A split second decision had her flipping her cell phone out


She paced, anxiety building up a notch with each dial tone.


“Rue? It's so late in the night. what's wrong?”


“I’m sorry, mom” Rue choked out, the dams bursting, and she could tell that her mother knew it wasn't just about calling her so late in the night.


“You got the letter” she says softly. It wasn’t a question.


She sniffed and nodded. “Mom I- You never told me and I also didn't- never thought from my damn brain-”


“Sshh it's okay. I know we both never did” For the first time, Dr. Monali’s voice sounded clogged with tears. “And there’s a reason why the heart is the only organ we can hear, my child. We’ve both been bottling up our feelings and putting them in our pockets and when they stained, we both had hoped the other wouldn’t notice”


Rue nods, even though her mother cant see her, tears blurring her sight and mind. The words seem to tumble out on their own accord. “Mom, the tickets…” she wipes her nose on her jacket sleeve. “There’s a lot of them you know. I was wondering if you’re game for a movie this Sunday”


Static on the other end. She could feel her heart sinking like a ship peppered with too many small holes. Of course it would take time. 6 years of grudge and holding back can't be unraveled in a 10 minute phone call.


Her mom clears her throat. “What about your friends?”
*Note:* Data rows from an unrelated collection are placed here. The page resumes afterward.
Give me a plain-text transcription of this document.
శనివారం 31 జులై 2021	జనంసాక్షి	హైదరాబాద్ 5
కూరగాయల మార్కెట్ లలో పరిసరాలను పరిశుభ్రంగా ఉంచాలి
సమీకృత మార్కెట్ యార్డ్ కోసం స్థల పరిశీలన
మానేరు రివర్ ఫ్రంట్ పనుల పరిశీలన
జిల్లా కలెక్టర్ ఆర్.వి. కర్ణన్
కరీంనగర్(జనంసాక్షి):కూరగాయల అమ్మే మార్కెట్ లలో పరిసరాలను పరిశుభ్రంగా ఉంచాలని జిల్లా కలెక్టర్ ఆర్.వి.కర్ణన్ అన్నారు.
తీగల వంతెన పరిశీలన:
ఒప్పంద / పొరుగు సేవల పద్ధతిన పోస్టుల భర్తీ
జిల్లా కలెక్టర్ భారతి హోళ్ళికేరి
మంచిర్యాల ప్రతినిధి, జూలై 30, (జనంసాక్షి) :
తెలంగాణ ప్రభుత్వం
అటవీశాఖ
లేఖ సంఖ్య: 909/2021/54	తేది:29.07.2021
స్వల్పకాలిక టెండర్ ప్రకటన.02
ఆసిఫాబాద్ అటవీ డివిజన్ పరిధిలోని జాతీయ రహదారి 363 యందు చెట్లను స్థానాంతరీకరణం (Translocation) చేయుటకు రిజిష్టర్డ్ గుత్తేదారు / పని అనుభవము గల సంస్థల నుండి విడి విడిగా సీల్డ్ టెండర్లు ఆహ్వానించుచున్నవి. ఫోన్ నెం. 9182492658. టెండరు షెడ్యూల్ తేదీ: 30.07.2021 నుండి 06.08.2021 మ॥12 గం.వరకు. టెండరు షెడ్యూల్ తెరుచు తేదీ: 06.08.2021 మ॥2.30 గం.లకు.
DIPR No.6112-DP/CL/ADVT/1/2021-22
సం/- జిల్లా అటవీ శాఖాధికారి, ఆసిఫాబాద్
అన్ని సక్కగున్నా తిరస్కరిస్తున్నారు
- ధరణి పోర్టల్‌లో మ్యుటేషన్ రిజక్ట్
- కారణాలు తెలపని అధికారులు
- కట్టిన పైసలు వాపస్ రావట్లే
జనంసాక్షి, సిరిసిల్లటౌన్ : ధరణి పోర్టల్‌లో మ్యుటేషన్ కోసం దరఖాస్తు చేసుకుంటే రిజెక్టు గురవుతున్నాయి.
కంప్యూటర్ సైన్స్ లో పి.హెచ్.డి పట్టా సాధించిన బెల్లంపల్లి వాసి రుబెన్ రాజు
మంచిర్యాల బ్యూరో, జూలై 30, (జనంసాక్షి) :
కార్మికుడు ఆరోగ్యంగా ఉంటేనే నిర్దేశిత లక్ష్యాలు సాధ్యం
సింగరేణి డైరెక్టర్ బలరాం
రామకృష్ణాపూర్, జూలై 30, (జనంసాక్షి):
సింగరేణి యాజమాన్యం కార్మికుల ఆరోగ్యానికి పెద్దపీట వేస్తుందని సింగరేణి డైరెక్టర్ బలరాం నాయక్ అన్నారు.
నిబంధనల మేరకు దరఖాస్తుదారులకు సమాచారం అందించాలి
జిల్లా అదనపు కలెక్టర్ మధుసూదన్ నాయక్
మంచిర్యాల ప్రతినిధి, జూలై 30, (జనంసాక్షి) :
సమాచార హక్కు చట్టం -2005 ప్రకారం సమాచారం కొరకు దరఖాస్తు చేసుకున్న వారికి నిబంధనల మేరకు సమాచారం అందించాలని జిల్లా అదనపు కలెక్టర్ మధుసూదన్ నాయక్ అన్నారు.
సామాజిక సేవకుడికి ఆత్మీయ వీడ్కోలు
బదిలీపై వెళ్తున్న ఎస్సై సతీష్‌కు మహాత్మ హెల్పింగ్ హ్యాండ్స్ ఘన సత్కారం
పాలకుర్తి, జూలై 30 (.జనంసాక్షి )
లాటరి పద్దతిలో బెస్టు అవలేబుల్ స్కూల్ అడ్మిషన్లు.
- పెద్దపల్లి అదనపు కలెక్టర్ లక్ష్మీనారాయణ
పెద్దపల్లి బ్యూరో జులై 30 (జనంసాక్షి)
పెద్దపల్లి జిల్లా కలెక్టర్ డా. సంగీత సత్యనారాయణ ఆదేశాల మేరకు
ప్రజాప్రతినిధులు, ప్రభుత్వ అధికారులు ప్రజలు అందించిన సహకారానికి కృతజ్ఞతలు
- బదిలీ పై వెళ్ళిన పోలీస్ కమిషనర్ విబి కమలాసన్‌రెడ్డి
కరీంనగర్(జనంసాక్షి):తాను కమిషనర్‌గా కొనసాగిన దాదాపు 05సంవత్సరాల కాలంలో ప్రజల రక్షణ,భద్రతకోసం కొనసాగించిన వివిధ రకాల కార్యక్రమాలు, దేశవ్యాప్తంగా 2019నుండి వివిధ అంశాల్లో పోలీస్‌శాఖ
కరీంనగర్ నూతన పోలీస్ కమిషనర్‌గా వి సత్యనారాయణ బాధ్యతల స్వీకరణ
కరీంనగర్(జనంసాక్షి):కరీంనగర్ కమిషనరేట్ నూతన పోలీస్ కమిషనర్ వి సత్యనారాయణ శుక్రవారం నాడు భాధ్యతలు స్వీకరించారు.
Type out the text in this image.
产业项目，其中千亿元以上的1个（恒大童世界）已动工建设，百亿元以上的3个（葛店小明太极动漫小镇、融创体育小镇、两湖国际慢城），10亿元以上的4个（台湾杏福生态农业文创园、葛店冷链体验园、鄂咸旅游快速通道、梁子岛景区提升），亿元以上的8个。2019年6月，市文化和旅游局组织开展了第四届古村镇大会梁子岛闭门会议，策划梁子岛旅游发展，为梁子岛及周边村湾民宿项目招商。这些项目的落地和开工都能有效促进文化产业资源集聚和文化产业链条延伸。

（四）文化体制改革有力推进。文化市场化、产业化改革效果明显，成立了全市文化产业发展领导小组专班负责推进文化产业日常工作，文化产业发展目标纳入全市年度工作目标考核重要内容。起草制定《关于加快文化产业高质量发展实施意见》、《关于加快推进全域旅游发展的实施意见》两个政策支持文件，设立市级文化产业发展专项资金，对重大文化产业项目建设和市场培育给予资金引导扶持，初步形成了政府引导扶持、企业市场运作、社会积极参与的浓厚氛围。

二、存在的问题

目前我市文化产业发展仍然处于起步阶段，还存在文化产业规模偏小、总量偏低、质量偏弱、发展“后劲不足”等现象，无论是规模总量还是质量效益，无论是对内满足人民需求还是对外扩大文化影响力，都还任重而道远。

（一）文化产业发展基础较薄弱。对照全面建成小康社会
“I would rather spend the day with you, mum” It's not Rue’s internal dialogues this time.


At the other end of the phone, her mom laughs. And suddenly, the white’s of her surroundings seems much more colorful than anything had ever been. The phone still pressed against her ear, the stupidest of grins spreads across her face.


“It's Sunday, then” her mother agrees on the other end of the line.


For a long time, Rue again holds the phone in her hands, this time not in anxiety and desolation, but in absolute joy. Grinning, she sends a quick text to Noah. Her last text.

----

I’ve read somewhere about this feeling you know you have when you visit a place from your childhood, and for a moment, you remember it as your younger self once did, vast and endless and almost wondrous. And then your aged eyes and a height that offers you a different perspective catches up to you. and everything feels a little smaller. more tangible and mundane.


Maybe the same happens with people. we don’t remember them as they actually were. we remember them as the child in us wanted to. we recall them through eyes we had long ago. 


eyes that couldn’t yet appreciate all the other angles.


I step into the frozen ground, my boots sinking in the 3 inch snow. After an absence that was no one’s fault,⁣⁣ we would be shy with each other. It’d be awkward. Maybe our relationship, me and my mother’s, will be as ephemeral as this snow, dissolving and melting at the first hint of sunshine. But at the end, I know it’ll be worth it.


Because sometimes, some shards and pieces are worth highlighting in gold, you know.